通信ネットワークなどサイバー領域のセキュリティ対策をどれほど強化しても、重要な情報を保管した施設に誰でも立ち入ることができ、機器の操作やデータの持ち去りが容易にできてしまう状態では、攻撃を防ぐことはできない。物理セキュリティは、正規の権限を持たない者が施設や機材に物理的に接触することを防ぐために講じられる対策である。
具体的には、生体認証などを用いた重要施設の入構管理や重要区画の入退室管理がある。共連れやすり抜けを防ぐ「インターロックゲート」(mantrap)、一人での入室を禁止する「TPMOR」(Two Person Minimum Occupancy Rule)、不正な入退場を防ぐ「アンチパスバック」(anti-passback)などの仕組みも、運用管理の一環として用いられている。
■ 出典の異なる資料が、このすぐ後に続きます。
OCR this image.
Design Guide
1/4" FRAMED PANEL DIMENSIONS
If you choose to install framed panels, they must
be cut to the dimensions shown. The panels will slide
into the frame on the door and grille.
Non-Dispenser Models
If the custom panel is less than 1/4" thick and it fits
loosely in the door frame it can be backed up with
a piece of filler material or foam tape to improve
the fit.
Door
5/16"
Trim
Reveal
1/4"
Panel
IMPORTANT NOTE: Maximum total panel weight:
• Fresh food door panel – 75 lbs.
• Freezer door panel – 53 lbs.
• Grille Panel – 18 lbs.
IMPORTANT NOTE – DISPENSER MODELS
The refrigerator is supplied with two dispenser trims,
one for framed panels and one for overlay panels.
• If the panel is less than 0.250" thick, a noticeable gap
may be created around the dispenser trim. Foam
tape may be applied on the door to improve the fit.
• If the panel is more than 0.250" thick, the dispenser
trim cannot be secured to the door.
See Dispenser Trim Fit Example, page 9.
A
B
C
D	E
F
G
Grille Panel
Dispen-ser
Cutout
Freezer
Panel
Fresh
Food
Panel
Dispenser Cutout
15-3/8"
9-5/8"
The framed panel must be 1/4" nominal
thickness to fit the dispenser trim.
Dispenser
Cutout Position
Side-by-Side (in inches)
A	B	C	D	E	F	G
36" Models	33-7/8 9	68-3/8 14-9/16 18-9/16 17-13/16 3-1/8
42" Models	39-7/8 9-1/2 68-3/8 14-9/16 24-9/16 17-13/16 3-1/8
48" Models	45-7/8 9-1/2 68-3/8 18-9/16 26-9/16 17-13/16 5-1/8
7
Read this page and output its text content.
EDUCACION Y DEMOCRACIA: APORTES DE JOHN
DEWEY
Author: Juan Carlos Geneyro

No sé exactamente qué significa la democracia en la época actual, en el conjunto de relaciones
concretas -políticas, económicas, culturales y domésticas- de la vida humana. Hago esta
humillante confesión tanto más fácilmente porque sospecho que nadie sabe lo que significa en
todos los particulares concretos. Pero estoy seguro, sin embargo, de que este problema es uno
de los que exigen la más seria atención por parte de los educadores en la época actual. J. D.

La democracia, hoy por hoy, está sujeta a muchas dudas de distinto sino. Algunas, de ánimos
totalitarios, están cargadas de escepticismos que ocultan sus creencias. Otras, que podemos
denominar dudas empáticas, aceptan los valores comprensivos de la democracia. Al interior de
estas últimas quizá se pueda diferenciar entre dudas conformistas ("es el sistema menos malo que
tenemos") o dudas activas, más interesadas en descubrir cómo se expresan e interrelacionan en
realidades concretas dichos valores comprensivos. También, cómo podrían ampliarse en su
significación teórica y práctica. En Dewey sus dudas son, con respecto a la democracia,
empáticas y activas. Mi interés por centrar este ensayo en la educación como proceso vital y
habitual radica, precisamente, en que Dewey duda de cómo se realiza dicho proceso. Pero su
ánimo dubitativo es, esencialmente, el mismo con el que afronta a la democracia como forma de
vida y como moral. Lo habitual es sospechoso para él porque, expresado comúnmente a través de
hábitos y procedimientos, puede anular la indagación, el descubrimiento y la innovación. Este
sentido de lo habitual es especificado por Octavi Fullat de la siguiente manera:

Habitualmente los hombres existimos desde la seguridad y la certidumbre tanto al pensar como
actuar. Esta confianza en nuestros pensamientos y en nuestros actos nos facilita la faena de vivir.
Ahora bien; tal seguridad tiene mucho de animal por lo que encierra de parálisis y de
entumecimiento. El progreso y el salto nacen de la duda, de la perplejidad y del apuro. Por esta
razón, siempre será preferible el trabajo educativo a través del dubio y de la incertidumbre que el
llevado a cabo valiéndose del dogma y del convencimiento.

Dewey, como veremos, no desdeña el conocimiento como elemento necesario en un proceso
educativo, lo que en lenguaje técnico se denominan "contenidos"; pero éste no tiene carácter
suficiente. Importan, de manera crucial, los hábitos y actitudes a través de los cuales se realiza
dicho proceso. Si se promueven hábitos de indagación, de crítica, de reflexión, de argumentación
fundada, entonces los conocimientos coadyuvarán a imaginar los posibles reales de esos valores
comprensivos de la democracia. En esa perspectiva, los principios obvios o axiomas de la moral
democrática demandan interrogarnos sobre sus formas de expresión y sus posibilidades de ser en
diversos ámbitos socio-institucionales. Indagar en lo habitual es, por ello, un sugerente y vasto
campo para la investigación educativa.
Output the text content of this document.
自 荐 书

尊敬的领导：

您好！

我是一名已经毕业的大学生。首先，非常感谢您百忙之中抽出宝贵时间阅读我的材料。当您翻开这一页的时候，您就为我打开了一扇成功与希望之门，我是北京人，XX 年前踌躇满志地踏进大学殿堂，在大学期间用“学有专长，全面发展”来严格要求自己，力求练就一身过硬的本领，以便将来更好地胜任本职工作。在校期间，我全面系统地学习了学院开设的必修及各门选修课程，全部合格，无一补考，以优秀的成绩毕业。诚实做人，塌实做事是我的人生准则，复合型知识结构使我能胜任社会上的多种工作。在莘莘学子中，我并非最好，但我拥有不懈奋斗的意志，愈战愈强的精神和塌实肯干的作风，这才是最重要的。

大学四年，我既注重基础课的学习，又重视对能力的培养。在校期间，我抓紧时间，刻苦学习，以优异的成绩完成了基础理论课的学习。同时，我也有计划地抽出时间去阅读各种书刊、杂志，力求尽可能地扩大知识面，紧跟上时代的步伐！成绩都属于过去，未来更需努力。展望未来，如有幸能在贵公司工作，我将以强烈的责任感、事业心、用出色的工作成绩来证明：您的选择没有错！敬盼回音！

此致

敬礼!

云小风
機器レベルの対策としては、監視カメラの設置による不審な行動の監視や記録、鍵付きの筐体やセキュリティワイヤーによる機材の持ち出し阻止などがある。重要書類を処分するシュレッダーの導入も、情報漏洩を防ぐ物理セキュリティの一つとして扱われる。近年では自然災害による設備の損壊や停電に備え、耐震構造の採用や自家発電設備の配備といった事業継続のための環境維持も重視されている。
同じ物理世界における対策であっても、人間の行動そのものに関わる事柄は「人的セキュリティ」として区別されることが多い。パスワードをメモに残さない、離席する際に画面を操作可能な状態のままにしない、機密情報をUSBメモリなどで外部に持ち出さないといった事柄がこれに当たる。物理セキュリティが施設や設備という対象を守るのに対し、人的対策は従業員などの行動を対象とする点で異なる。
近年ではリモートワークの普及により、自宅や外出先における端末の管理や、公共の場での画面の覗き見対策なども、物理セキュリティの観点から重要性を増している。データセンターやクラウド基盤では、論理的なアクセス制御と物理的な入退室制御を連動させ、監査ログや認証基盤と組み合わせて多層的に管理する設計が広がっている。